Real-model integration tests are opt-in because they may need optional backends, cached model weights, or network access:

```bash
pytest -m integration
```

## Examples

- Colab walkthrough: [examples/matheel_examples_colab.ipynb](examples/matheel_examples_colab.ipynb)
- Quick archive check: [examples/sample_pairs_demo.py](examples/sample_pairs_demo.py)
- Preprocessing: [examples/preprocessing_demo.py](examples/preprocessing_demo.py)
- Chunking: [examples/chunking_demo.py](examples/chunking_demo.py)
- Vector backends: [examples/vectors_demo.py](examples/vectors_demo.py)
- Lexical metrics and baselines: [examples/lexical_demo.py](examples/lexical_demo.py)
- Code metrics: [examples/code_metrics_demo.py](examples/code_metrics_demo.py)
- Comparison suite: [examples/comparison_suite_demo.py](examples/comparison_suite_demo.py)
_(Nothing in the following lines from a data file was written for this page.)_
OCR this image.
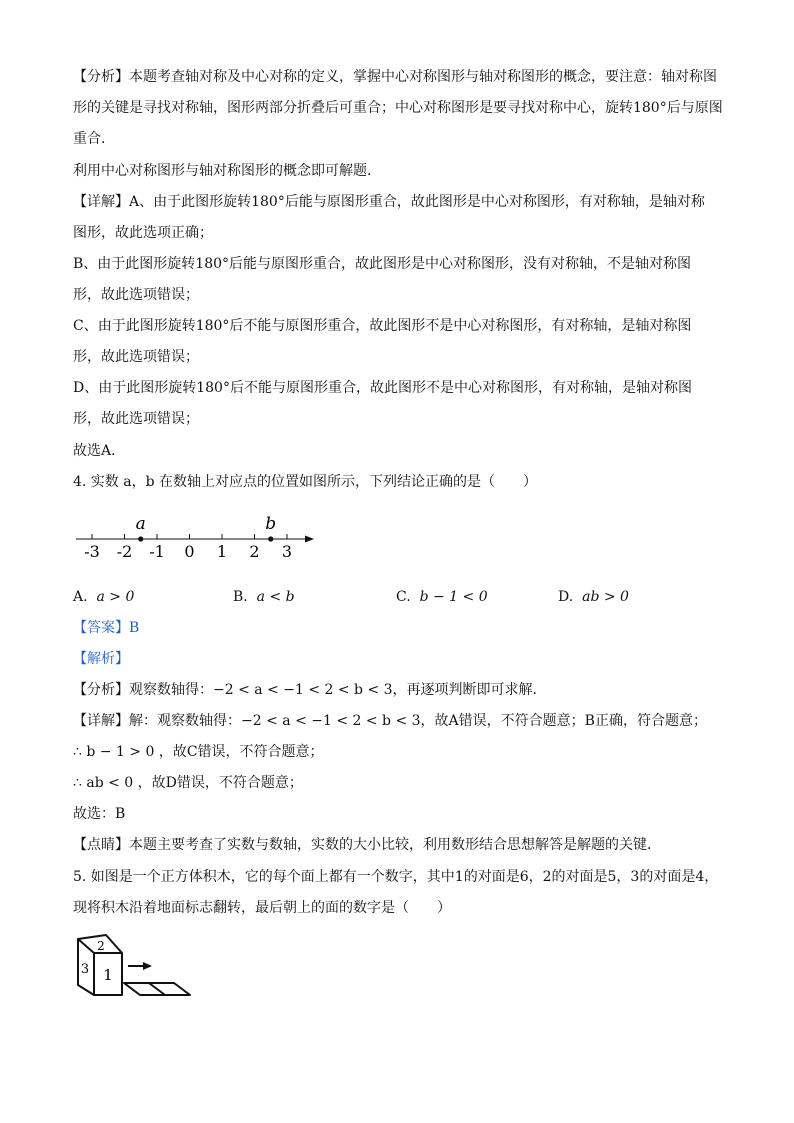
【分析】本题考查轴对称及中心对称的定义，掌握中心对称图形与轴对称图形的概念，要注意：轴对称图
形的关键是寻找对称轴，图形两部分折叠后可重合；中心对称图形是要寻找对称中心，旋转180°后与原图
重合．
利用中心对称图形与轴对称图形的概念即可解题．
【详解】A、由于此图形旋转180°后能与原图形重合，故此图形是中心对称图形，有对称轴，是轴对称
图形，故此选项正确；
B、由于此图形旋转180°后能与原图形重合，故此图形是中心对称图形，没有对称轴，不是轴对称图
形，故此选项错误；
C、由于此图形旋转180°后不能与原图形重合，故此图形不是中心对称图形，有对称轴，是轴对称图
形，故此选项错误；
D、由于此图形旋转180°后不能与原图形重合，故此图形不是中心对称图形，有对称轴，是轴对称图
形，故此选项错误；
故选A．
4. 实数 a，b 在数轴上对应点的位置如图所示，下列结论正确的是（　　）
-3 -2 -1 0 1 2 3
a	b
A. a > 0	B. a < b	C. b − 1 < 0	D. ab > 0
【答案】B
【解析】
【分析】观察数轴得：−2 < a < −1 < 2 < b < 3，再逐项判断即可求解．
【详解】解：观察数轴得：−2 < a < −1 < 2 < b < 3，故A错误，不符合题意；B正确，符合题意；
∴ b − 1 > 0 ，故C错误，不符合题意；
∴ ab < 0 ，故D错误，不符合题意；
故选：B
【点睛】本题主要考查了实数与数轴，实数的大小比较，利用数形结合思想解答是解题的关键．
5. 如图是一个正方体积木，它的每个面上都有一个数字，其中1的对面是6，2的对面是5，3的对面是4，
现将积木沿着地面标志翻转，最后朝上的面的数字是（　　）
2
3 1
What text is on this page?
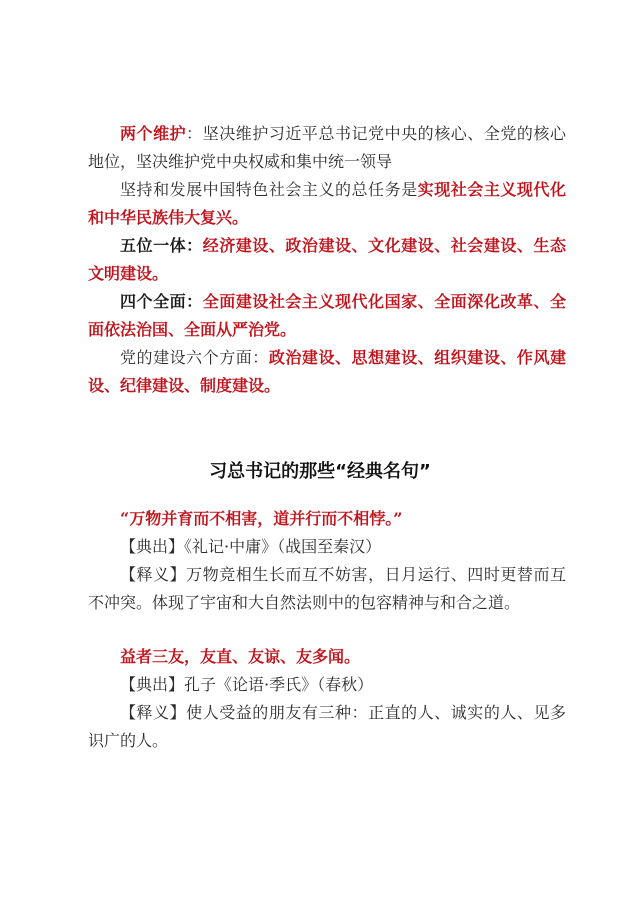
两个维护：坚决维护习近平总书记党中央的核心、全党的核心地位，坚决维护党中央权威和集中统一领导

坚持和发展中国特色社会主义的总任务是实现社会主义现代化和中华民族伟大复兴。

五位一体：经济建设、政治建设、文化建设、社会建设、生态文明建设。

四个全面：全面建设社会主义现代化国家、全面深化改革、全面依法治国、全面从严治党。

党的建设六个方面：政治建设、思想建设、组织建设、作风建设、纪律建设、制度建设。

习总书记的那些“经典名句”

“万物并育而不相害，道并行而不相悖。”

【典出】《礼记·中庸》（战国至秦汉）

【释义】万物竞相生长而互不妨害，日月运行、四时更替而互不冲突。体现了宇宙和大自然法则中的包容精神与和合之道。

益者三友，友直、友谅、友多闻。

【典出】孔子《论语·季氏》（春秋）

【释义】使人受益的朋友有三种：正直的人、诚实的人、见多识广的人。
All examples use the same sample pair from `sample_pairs.zip`: `code_1.java` and `code_3_plag.java`.

## Gradio

The Gradio demo stays in `gradio_app/` and is aligned with the Hugging Face Space setup. The UI supports embeddings, lexical metrics, baseline algorithms (Winnowing and GST), and the code-aware metrics (CodeBLEU, CrystalBLEU, RUBY, TSED, CodeBERTScore), with metric-specific advanced fields. The core package and CLI can read either a ZIP archive or a directory; the Gradio upload flow remains ZIP-based.

## Acknowledgments

Matheel builds on several open-source libraries:

- [Sentence Transformers](https://pypi.org/project/sentence-transformers/)
- [Chonkie](https://pypi.org/project/chonkie/)
- [model2vec](https://pypi.org/project/model2vec/)
- [PyLate](https://pypi.org/project/pylate/)
- [RapidFuzz](https://pypi.org/project/rapidfuzz/)
- [tree-sitter-language-pack](https://pypi.org/project/tree-sitter-language-pack/)
- [NetworkX](https://pypi.org/project/networkx/)
- [APTED](https://pypi.org/project/apted/)
- [bert-score](https://pypi.org/project/bert-score/)
- [Gradio](https://pypi.org/project/gradio/)

The project also depends on the standard scientific Python stack and related tooling, including NumPy, pandas, Click, SentencePiece, and func-timeout.

## License

This project is licensed under the [MIT License](LICENSE).